Lei alzò il mento, fissandolo, fredda, infastidita da quella sua supponenza.
“Cosa glielo fa credere?”
Quello alzò gli occhi, fissandola, le labbra ad incresparsi in un sorriso che pareva feroce.
“Non lascerebbe Lasgalen.” Spiegò, breve, sempre calmo. “Posso farla mettere in stato di arresto anche in questo stesso momento. Non le conviene.” Ne osservò la reazione, il viso farsi furibondo, mentre si rendeva conto di essere stata messa con le spalle al muro. La interruppe, prima che potesse cominciare ad urlare. “Inoltre... credo che dovrebbe controllare il suo estratto conto. Quello di Brea, intendo.” Il sorriso ferino era rimasto sulle labbra. “So essere generoso.”

*

Salì nella macchina dai vetri oscurati, mentre l'autista, un elfo in divisa, dai capelli castani tagliati corti, teneva aperta la portiera, che richiuse con un tonfo. Chiuse gli occhi, gettando indietro il capo e lasciandosi andare ad un sospiro, cominciando a slacciare la cravatta di seta grigia e aprendo poi il primo bottone della camicia.
“Vi porto a casa, Altezza?” La voce di Lindir, l'autista, lo fece raddrizzare, già abbandonato sul sedile posteriore.
“No.” Si sfilò l'anello dal dito. “Andiamo prima a palazzo. Devo restituire una cosa a mio padre.”
“Sì, Altezza.”
Silenzio, poi. Anarion giocherellò brevemente con l'anello.
“Altezza...” Di nuovo la voce di Lindir a distoglierlo dai suoi pensieri. Alzò lo sguardo, rispondendo con un “Mh?” distratto. “Se posso chiedere... come è andata con la ragazza?”

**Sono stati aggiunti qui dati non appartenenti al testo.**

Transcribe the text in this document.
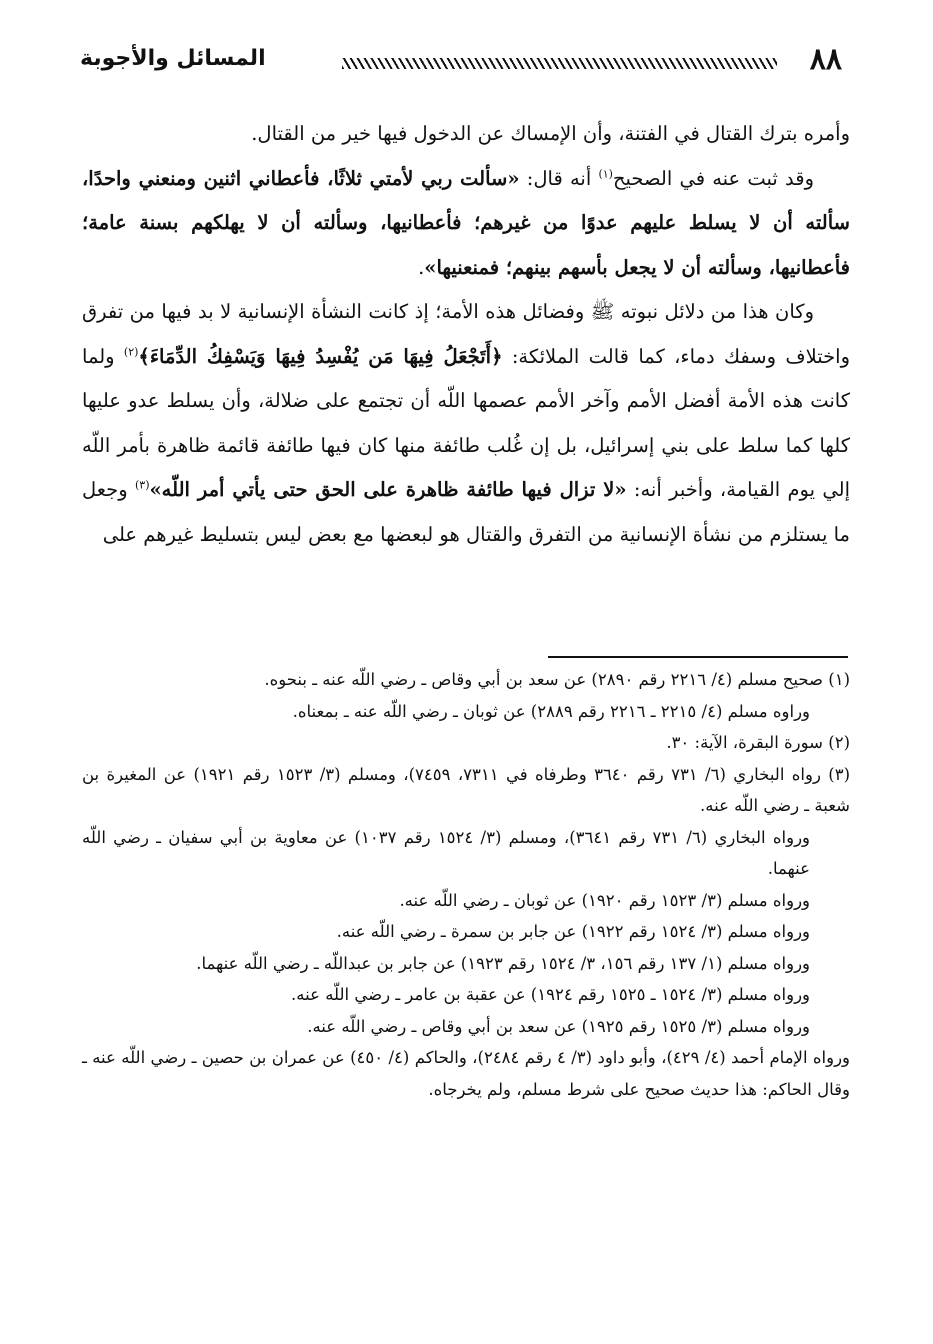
٨٨
المسائل والأجوبة

وأمره بترك القتال في الفتنة، وأن الإمساك عن الدخول فيها خير من القتال.

وقد ثبت عنه في الصحيح$^{(١)}$ أنه قال: «سألت ربي لأمتي ثلاثًا، فأعطاني اثنين ومنعني واحدًا، سألته أن لا يسلط عليهم عدوًا من غيرهم؛ فأعطانيها، وسألته أن لا يهلكهم بسنة عامة؛ فأعطانيها، وسألته أن لا يجعل بأسهم بينهم؛ فمنعنيها».

وكان هذا من دلائل نبوته ﷺ وفضائل هذه الأمة؛ إذ كانت النشأة الإنسانية لا بد فيها من تفرق واختلاف وسفك دماء، كما قالت الملائكة: ﴿أَتَجْعَلُ فِيهَا مَن يُفْسِدُ فِيهَا وَيَسْفِكُ الدِّمَاءَ﴾$^{(٢)}$ ولما كانت هذه الأمة أفضل الأمم وآخر الأمم عصمها اللّه أن تجتمع على ضلالة، وأن يسلط عدو عليها كلها كما سلط على بني إسرائيل، بل إن غُلب طائفة منها كان فيها طائفة قائمة ظاهرة بأمر اللّه إلي يوم القيامة، وأخبر أنه: «لا تزال فيها طائفة ظاهرة على الحق حتى يأتي أمر اللّه»$^{(٣)}$ وجعل ما يستلزم من نشأة الإنسانية من التفرق والقتال هو لبعضها مع بعض ليس بتسليط غيرهم على

(١) صحيح مسلم (٤/ ٢٢١٦ رقم ٢٨٩٠) عن سعد بن أبي وقاص ـ رضي اللّه عنه ـ بنحوه.

وراوه مسلم (٤/ ٢٢١٥ ـ ٢٢١٦ رقم ٢٨٨٩) عن ثوبان ـ رضي اللّه عنه ـ بمعناه.

(٢) سورة البقرة، الآية: ٣٠.

(٣) رواه البخاري (٦/ ٧٣١ رقم ٣٦٤٠ وطرفاه في ٧٣١١، ٧٤٥٩)، ومسلم (٣/ ١٥٢٣ رقم ١٩٢١) عن المغيرة بن شعبة ـ رضي اللّه عنه.

ورواه البخاري (٦/ ٧٣١ رقم ٣٦٤١)، ومسلم (٣/ ١٥٢٤ رقم ١٠٣٧) عن معاوية بن أبي سفيان ـ رضي اللّه عنهما.

ورواه مسلم (٣/ ١٥٢٣ رقم ١٩٢٠) عن ثوبان ـ رضي اللّه عنه.

ورواه مسلم (٣/ ١٥٢٤ رقم ١٩٢٢) عن جابر بن سمرة ـ رضي اللّه عنه.

ورواه مسلم (١/ ١٣٧ رقم ١٥٦، ٣/ ١٥٢٤ رقم ١٩٢٣) عن جابر بن عبداللّه ـ رضي اللّه عنهما.

ورواه مسلم (٣/ ١٥٢٤ ـ ١٥٢٥ رقم ١٩٢٤) عن عقبة بن عامر ـ رضي اللّه عنه.

ورواه مسلم (٣/ ١٥٢٥ رقم ١٩٢٥) عن سعد بن أبي وقاص ـ رضي اللّه عنه.

ورواه الإمام أحمد (٤/ ٤٢٩)، وأبو داود (٣/ ٤ رقم ٢٤٨٤)، والحاكم (٤/ ٤٥٠) عن عمران بن حصين ـ رضي اللّه عنه ـ وقال الحاكم: هذا حديث صحيح على شرط مسلم، ولم يخرجاه.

Anarion ridacchiò brevemente, udendo il sorriso malizioso nella voce dell'altro, senza correggere l'equivoco.
“Magnificamente, Lindir. Davvero magnificamente.” Spostò lo sguardo fuori, osservando il paesaggio onirico di Lasgalen, illuminata ora da luci elettriche e non da lampade e candele,gli appartamenti avviluppati intorno agli alberi più grandi, come i talan di Lothlorien. La modernità incassata nella natura. Un gioiello da proteggere. O almeno, così si ripeteva... la faccenda, in realtà, era più personale di quanto non desiderasse ammettere.
Sospirò, chiudendo gli occhi. Sì, con Alma Benharti era andata bene, ora si trattava solo di tornare a palazzo, mettere a posto il sigillo, tornare a casa e farsi una doccia e poi cercare il modo giusto per spiegare a suo padre che quindici milioni di corone per assoldare una ladra professionista potevano DAVVERO essere considerati una spesa necessaria alla sicurezza nazionale.